Vasopressin and other hormonal systems regulate plasma osmolality and sodium concentration within relatively narrow limits; therefore, increases in filtered sodium load occur primarily as a consequence of increases in GFR usually caused by increases in glomerular pressure which increase effective filtration pressure. In addition, the rate of rise in colloid osmotic pressure along the glomerular capillaries can be reduced by increases in blood flow which lead to reductions in filtration fraction. Although plasma protein concentration is reduced in some pathological processes such as the nephrotic syndrome, it is generally well regulated. Nevertheless, procedures that lead to reductions in plasma protein concentration such as volume expansion with protein free solutions can increase EFP markedly due to reductions in plasma colloid osmotic pressure.

Pressure in Bowman's space is determined by the filtered load, proximal reabsorption rate and tubular fluid flow out of the proximal tubular segment. Thus, inhibition of tubular reabsorption rate, in particular at the level of the proximal tubule or loop of Henle, causes substantial increases in proximal tubule pressure which reduces effective filtration pressure and GFR. Accordingly, diuretics that increase proximal tubule pressure may lower GFR even when there are no changes in renal vascular resistance. Indeed, changes in GFR are not a reliable reflection of changes in renal plasma flow when diuretics are administered because of the variable changes in pressure in Bowman's space.
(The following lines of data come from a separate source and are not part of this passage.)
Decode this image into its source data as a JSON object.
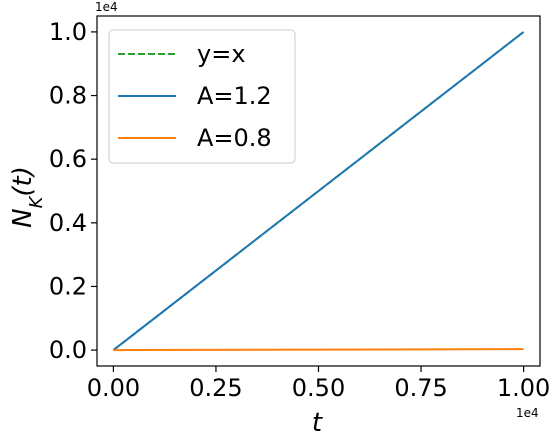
{
  "chart_data": {
    "type": "line",
    "xlabel": "t",
    "ylabel": "N_K(t)",
    "xlim": [
      -400,
      10400
    ],
    "ylim": [
      -500,
      10500
    ],
    "x_multiplier": "1e4",
    "y_multiplier": "1e4",
    "x_ticks": [
      0,
      2500,
      5000,
      7500,
      10000
    ],
    "x_tick_labels": [
      "0.00",
      "0.25",
      "0.50",
      "0.75",
      "1.00"
    ],
    "y_ticks": [
      0,
      2000,
      4000,
      6000,
      8000,
      10000
    ],
    "y_tick_labels": [
      "0.0",
      "0.2",
      "0.4",
      "0.6",
      "0.8",
      "1.0"
    ],
    "grid": false,
    "legend_position": "top-left",
    "series": [
      {
        "name": "y=x",
        "color": "#2ca02c",
        "dashed": true,
        "x": [
          0,
          10000
        ],
        "y": [
          0,
          10000
        ]
      },
      {
        "name": "A=1.2",
        "color": "#1f77b4",
        "dashed": false,
        "x": [
          0,
          10000
        ],
        "y": [
          0,
          10000
        ]
      },
      {
        "name": "A=0.8",
        "color": "#ff7f0e",
        "dashed": false,
        "x": [
          0,
          10000
        ],
        "y": [
          0,
          30
        ]
      }
    ]
  }
}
Increases in Kf can also increase GFR; however, the effects of increases in Kf tend to be self-limiting because of the eventual achievement of filtration equilibrium. Kf is thought to be regulated, in part, by the vasoactive tone of the mesangial cells, and many agents have been shown to alter mesangial cell contractile activity. In particular, angiotensin II, endothelin, nitric oxide, and several arachidonic acid metabolites, such as thromboxane, exert powerful actions on mesangial cells and have been shown to reduce Kf. The exact means by which changes in mesangial cell contractility influence Kf has not been clearly delineated. Their effects on Kf not withstanding, most agents that increase GFR do so by either increasing glomerular pressure or increasing blood flow or both. These changes occur most effectively by vasodilation of the preglomerular vasculature. If there is also vasodilation of the efferent arterioles, renal blood flow will increase more than GFR, leading to reductions in the filtration fraction. It is important to emphasize that decreases in filtration fraction, such as are generally seen during treatment with angiotensin-converting enzyme (ACE) inhibitors and other vasodilator agents are caused by combined vasodilation of both preglomerular and postglomerular arterioles. Indeed, exclusive dilation of the efferent arterioles is rare and leads to profound decreases in glomerular pressure and near cessation of filtration [1].